Após decisão do Supremo Tribunal Federal (STF), o Instituto Brasileiro de Geografia e Estatística (IBGE) está elaborando um plano para realizar o censo em 2022, que estava previsto para 2021, mas foi adiado em razão da pandemia e também de consideráveis perdas no orçamento previsto, passando de R$ 2 bilhões para apenas R$ 53 milhões. Por enquanto, o concurso IBGE para várias funções continua suspenso.    

Para conseguir realizar tanto as provas quanto o censo em tempo hábil, o IBGE está fazendo vários estudos para se adequar ao atual cenário imposto pela pandemia. Afinal, o país necessita dos dados estatísticos para auxiliar nas tomadas de decisões tanto públicas quanto privadas. 

Prioridade máxima 

A realização do censo em 2022 é uma determinação do STF e deverá ser cumprido pelo governo federal. Para isso, o IBGE está listando os recursos necessários, com o objetivo de fechar uma proposta do plano de ação. Isso porque o orçamento precisa ser revisto para uma recomposição que atenda a todas as etapas do processo seletivo e também do censo geralmente. 

Para agilizar o processo, as reuniões técnicas, consultivas e operacionais serão retomadas, com foco na escolha de um período adequado para a realização do censo do IBGE.  

Entenda a suspensão do Censo   

O Censo do IBGE estava totalmente estruturado para acontecer em 2021, inclusive com a realização dos concursos, mas a redução do orçamento aliada ao avanço da pandemia interferiu no cumprimento dos prazos previamente estabelecidos. 

Ao saber do cancelamento da pesquisa através de uma ação do governo do Maranhão, o Supremo Tribunal Federal (STF) se manifestou apontando que os processos devem acontecer até 2022. Caso contrário, haveria impactos negativos nas receitas tributárias e também nos planos de ações do governo que necessitam dos dados estatísticos. Além disso, o governo estadual do Maranhão alegou que a não realização do Censo desrespeita a Constituição Federal. 

Por conta dos impasses causados pela pandemia, o IBGE solicitou um prazo maior ao STF, destacando os pontos negativos para a realização do Censo ainda em 2021. No documento, assinado pela coordenadora dos censos, Maria Vilma Salles Garcia, foi escrito que “a mais plausível é a realização nos mesmos períodos do plano original, com a coleta dos dados nos meses de agosto a outubro, mantendo-se, assim, os mesmos prazos planejados para a operação de 2020”.  

Assim, a meta do IBGE é realizar o Censo ainda em 2022, inclusive com a possível contratação e treinamento de um número maior de recenseadores e agentes do que a previsão feita em 2021. Dessa maneira, vale a pena investir nos estudos de olho nesse processo seletivo que certamente abrirá milhares de oportunidades no Brasil. 

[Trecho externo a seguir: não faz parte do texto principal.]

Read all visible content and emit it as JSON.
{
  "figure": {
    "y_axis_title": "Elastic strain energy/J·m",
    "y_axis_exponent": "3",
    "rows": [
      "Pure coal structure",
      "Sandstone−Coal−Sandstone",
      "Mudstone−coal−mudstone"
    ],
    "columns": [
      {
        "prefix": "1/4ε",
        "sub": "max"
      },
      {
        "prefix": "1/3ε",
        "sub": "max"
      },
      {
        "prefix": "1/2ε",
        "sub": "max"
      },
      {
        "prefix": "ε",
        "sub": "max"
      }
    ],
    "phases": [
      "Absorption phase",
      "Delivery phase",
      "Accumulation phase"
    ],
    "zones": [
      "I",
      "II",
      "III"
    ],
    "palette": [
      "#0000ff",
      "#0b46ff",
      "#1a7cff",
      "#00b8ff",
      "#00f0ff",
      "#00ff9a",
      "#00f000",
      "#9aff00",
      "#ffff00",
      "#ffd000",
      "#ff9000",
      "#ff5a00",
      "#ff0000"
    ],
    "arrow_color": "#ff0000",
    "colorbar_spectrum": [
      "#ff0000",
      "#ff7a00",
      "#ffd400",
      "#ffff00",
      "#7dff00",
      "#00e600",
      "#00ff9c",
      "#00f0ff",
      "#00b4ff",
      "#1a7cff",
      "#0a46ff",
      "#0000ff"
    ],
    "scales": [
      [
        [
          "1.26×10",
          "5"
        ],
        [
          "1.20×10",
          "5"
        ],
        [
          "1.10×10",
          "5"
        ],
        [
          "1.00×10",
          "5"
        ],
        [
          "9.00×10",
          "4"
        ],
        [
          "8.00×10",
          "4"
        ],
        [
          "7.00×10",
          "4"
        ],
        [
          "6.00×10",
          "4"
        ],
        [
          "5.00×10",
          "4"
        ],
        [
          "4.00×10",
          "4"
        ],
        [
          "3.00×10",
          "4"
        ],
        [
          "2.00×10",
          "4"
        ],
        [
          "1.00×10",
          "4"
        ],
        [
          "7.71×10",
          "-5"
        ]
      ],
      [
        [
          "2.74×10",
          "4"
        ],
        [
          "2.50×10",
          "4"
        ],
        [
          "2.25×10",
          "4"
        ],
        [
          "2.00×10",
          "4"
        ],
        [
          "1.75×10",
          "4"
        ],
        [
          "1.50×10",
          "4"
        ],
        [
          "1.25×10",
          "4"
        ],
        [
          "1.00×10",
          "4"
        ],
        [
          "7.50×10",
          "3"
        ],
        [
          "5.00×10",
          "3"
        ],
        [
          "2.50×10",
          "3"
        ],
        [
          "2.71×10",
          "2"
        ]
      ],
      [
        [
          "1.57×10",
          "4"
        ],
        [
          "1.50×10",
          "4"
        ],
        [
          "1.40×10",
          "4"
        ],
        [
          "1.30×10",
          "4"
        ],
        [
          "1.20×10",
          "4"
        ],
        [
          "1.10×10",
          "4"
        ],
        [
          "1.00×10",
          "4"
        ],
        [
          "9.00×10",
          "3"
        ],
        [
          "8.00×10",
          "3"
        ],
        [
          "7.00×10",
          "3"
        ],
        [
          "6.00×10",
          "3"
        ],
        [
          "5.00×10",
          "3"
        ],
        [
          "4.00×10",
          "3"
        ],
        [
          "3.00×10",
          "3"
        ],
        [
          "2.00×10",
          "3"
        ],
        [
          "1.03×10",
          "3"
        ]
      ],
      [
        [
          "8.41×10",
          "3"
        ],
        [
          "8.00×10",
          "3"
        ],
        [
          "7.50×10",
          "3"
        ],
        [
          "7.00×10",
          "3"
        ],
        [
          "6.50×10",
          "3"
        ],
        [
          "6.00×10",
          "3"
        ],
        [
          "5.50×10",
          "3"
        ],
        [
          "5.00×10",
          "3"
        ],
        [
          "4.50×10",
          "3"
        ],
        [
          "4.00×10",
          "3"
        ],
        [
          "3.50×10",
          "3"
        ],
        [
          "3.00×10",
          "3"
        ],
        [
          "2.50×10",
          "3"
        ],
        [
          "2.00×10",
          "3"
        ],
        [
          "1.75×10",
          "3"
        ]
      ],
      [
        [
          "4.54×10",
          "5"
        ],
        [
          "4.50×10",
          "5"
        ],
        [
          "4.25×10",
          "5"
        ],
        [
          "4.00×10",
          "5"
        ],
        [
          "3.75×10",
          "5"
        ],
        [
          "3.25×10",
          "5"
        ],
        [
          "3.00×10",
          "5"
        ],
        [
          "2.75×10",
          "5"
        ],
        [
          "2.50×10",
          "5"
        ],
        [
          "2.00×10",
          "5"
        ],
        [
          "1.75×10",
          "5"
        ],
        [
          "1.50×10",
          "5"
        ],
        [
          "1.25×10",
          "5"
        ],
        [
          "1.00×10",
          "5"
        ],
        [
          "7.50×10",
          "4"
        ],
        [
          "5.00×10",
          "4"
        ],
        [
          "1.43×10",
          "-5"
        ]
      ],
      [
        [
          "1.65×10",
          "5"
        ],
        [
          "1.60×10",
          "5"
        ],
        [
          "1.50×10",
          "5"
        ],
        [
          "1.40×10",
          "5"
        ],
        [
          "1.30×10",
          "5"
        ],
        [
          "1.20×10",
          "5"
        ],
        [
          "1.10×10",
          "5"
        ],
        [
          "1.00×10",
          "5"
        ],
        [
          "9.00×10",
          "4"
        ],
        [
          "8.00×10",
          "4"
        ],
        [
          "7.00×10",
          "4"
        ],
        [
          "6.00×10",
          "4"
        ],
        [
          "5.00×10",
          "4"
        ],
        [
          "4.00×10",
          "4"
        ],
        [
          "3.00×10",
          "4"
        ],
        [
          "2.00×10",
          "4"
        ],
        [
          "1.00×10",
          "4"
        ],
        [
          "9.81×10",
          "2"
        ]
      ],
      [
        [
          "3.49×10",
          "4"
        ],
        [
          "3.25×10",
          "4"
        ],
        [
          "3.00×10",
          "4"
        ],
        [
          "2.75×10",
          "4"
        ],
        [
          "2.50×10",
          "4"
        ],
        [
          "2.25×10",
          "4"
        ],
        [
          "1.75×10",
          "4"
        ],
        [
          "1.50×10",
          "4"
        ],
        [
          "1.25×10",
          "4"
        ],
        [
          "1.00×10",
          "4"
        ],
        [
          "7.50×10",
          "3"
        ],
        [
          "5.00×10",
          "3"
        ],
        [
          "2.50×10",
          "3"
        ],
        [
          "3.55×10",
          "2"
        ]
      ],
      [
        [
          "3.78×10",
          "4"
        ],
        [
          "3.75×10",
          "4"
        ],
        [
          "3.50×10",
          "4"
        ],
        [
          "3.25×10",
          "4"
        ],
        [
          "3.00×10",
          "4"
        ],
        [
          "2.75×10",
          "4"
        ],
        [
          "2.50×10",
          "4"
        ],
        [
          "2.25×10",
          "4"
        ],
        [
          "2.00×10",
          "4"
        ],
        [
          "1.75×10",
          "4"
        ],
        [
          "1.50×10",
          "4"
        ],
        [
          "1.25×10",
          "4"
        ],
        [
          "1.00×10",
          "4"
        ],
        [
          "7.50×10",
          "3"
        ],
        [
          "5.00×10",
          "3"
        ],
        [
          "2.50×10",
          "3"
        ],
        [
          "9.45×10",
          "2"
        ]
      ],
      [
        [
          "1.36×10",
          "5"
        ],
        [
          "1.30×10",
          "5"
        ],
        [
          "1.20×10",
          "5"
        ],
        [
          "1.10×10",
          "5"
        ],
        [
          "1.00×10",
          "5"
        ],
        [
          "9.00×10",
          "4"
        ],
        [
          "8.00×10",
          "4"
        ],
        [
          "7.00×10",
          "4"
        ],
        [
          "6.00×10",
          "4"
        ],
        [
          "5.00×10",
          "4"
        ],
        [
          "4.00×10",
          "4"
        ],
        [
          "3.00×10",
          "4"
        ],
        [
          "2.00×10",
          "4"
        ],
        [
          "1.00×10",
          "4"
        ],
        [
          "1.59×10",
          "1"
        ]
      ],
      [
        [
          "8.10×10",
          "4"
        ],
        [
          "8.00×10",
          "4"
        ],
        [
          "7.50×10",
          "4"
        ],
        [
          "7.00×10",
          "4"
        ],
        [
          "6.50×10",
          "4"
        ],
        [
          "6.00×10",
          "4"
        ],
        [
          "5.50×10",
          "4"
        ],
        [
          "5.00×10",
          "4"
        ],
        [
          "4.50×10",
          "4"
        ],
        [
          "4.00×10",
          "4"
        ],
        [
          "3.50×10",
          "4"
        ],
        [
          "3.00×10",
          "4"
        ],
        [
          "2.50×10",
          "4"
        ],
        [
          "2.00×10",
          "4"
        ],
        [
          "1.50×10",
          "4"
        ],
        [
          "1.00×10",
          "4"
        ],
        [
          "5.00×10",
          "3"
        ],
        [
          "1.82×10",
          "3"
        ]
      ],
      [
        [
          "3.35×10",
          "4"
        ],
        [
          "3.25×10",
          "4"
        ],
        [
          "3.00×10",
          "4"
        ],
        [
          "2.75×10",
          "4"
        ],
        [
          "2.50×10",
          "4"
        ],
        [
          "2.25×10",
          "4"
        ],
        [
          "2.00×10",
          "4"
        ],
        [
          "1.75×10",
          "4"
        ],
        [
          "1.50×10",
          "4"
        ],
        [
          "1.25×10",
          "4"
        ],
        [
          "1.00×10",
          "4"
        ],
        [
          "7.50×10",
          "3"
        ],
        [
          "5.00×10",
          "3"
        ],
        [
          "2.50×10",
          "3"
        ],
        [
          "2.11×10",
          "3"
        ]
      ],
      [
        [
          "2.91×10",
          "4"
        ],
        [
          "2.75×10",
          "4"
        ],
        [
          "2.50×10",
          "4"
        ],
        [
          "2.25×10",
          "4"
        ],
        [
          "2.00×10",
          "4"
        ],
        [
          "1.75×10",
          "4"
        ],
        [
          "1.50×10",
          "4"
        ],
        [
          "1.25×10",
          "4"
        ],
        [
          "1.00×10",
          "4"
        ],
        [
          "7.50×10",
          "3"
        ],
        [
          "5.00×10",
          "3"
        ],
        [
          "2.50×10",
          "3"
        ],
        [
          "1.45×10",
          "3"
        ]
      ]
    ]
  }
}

Importância do Censo Demográfico  

Realizado a cada dez anos, o Censo Demográfico do IBGE coleta dados sobre moradia, renda e condições de vida da população através de questionários que coletam informações importantíssimas sobre a realidade existente nos mais de 5.500 municípios brasileiros. 

Os benefícios do estudo impactam positivamente na elaboração de políticas públicas com foco na melhoria das condições apresentadas, auxiliando inclusive empresas privadas nas tomadas de decisões, ou seja, o Censo traça um retrato do país. Com os dados, é possível estabelecer locais para a instalação de polos industriais, valorização do agronegócio, regiões potenciais para supermercados, shopping centers, escolas, creches, enfim, é uma maneira de demonstrar um norte para auxiliar as ações. 

O primeiro censo do IBGE aconteceu em 1872 ainda no Império. A decisão de torná-lo decenal ocorreu em 1890, já na República. Inclusive, o país se destaca na coleta de dados, com inovações, como sendo o primeiro do mundo a inserir o tema fecundidade e o único da América Latina que coleta informações sobre renda familiar.